For that they all get a 6 month ban. Sure the initial ban was a bit harsh, but they did at least walk it back.
 

Puiu

TS Evangelist
It was only ambiguous if you dismissed the last line in the comment about Blizzard's rules (which you tried to do). Otherwise, it made sense.

And it looks like you went into this without trying to understand the situation in more than 1 way. Those interviewers not only allowed the interview to go off topic, but they encouraged Blitzchung to say the phrase in Mandarin.
For that they all get a 6 month ban. Sure the initial ban was a bit harsh, but they did at least walk it back.
The only reason why they "walked back" was because it became a nightmare for their PR team otherwise they don't care at all. The initial ban wasn't "harsh", it was intentionally made like that to set an example for anyone who went against the Chinese overlords backing them.
Their hypocritical apology at Blizzcon proves this. They never banned LGBT discussions or jabs at other countries (he even walked to give the speech an LGBT pin on his chest"), but Hong Kong discussions suddenly require the mighty ban hammer to be used? That's BS. They freaking apologized for baning them too quickly, not for baning them at all.
 

m4a4

TS Evangelist
They never banned LGBT discussions or jabs at other countries (he even walked to give the speech an LGBT pin on his chest"), but Hong Kong discussions suddenly require the mighty ban hammer to be used? That's BS. They freaking apologized for baning them too quickly, not for baning them at all.
Source this from the Grandmasters tournament. Otherwise, I don't care for your claims.
 

Puiu

TS Evangelist
Source this from the Grandmasters tournament. Otherwise, I don't care for your claims.
I'm sorry, are we limiting ourselves now to just 1 event? Is that how it works?
I don't have time to search for more things so here, taken from reddit:
ayi_KK-zn_RE0WUFwXUh20B7eZdpiZKsWw8KFos6Aas.jpg
 

ZedRM

TS Member
Why argue about these things?
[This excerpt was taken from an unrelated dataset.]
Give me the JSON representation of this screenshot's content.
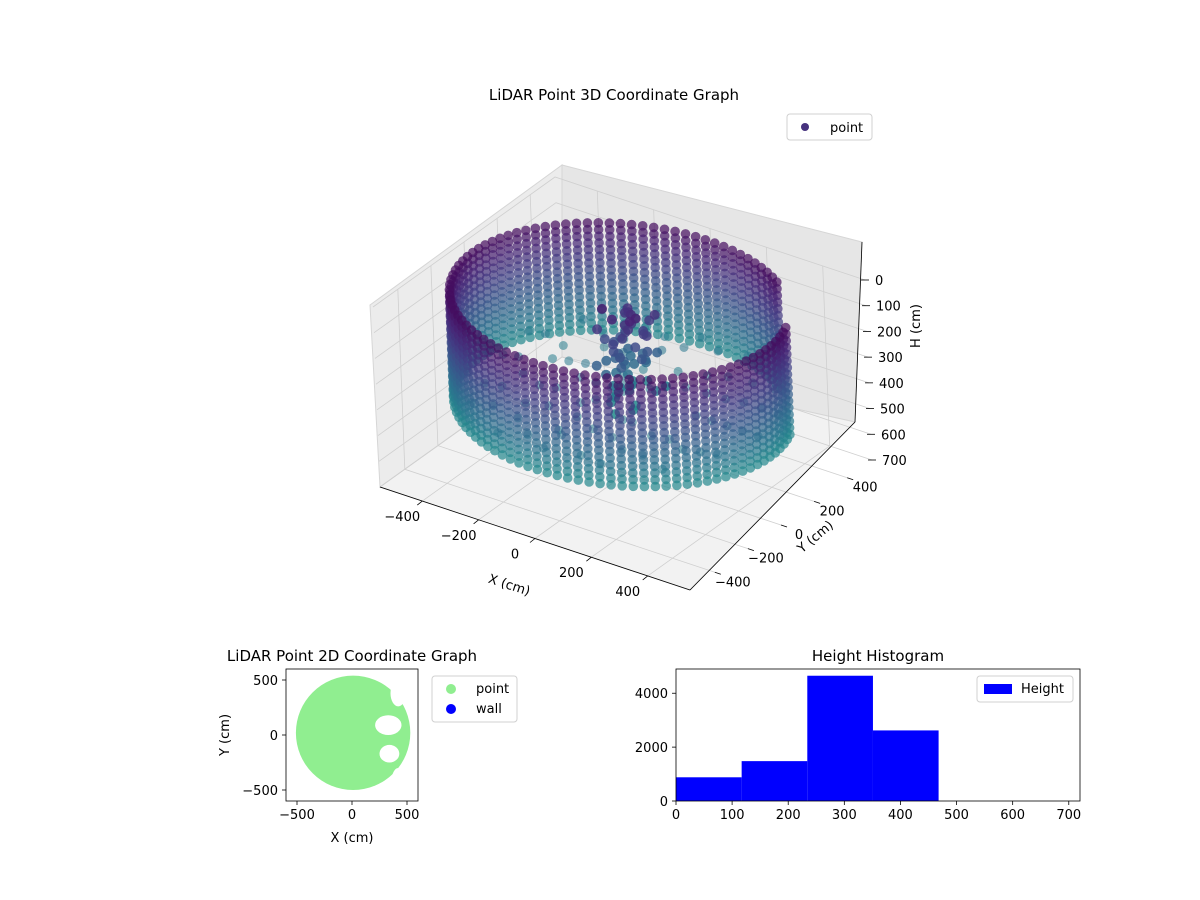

The crux of the issue is that Blizzard took sides in a political issue and then issued an unfair and wildly inappropriate penalty to parties that didn't deserve it. Blizzard made a d-bag move and mistake. They need to face the consequences for it. Turning this situation which has nothing to do with the LGBT movement into something that involves same is a textbook example of special-snowflaking.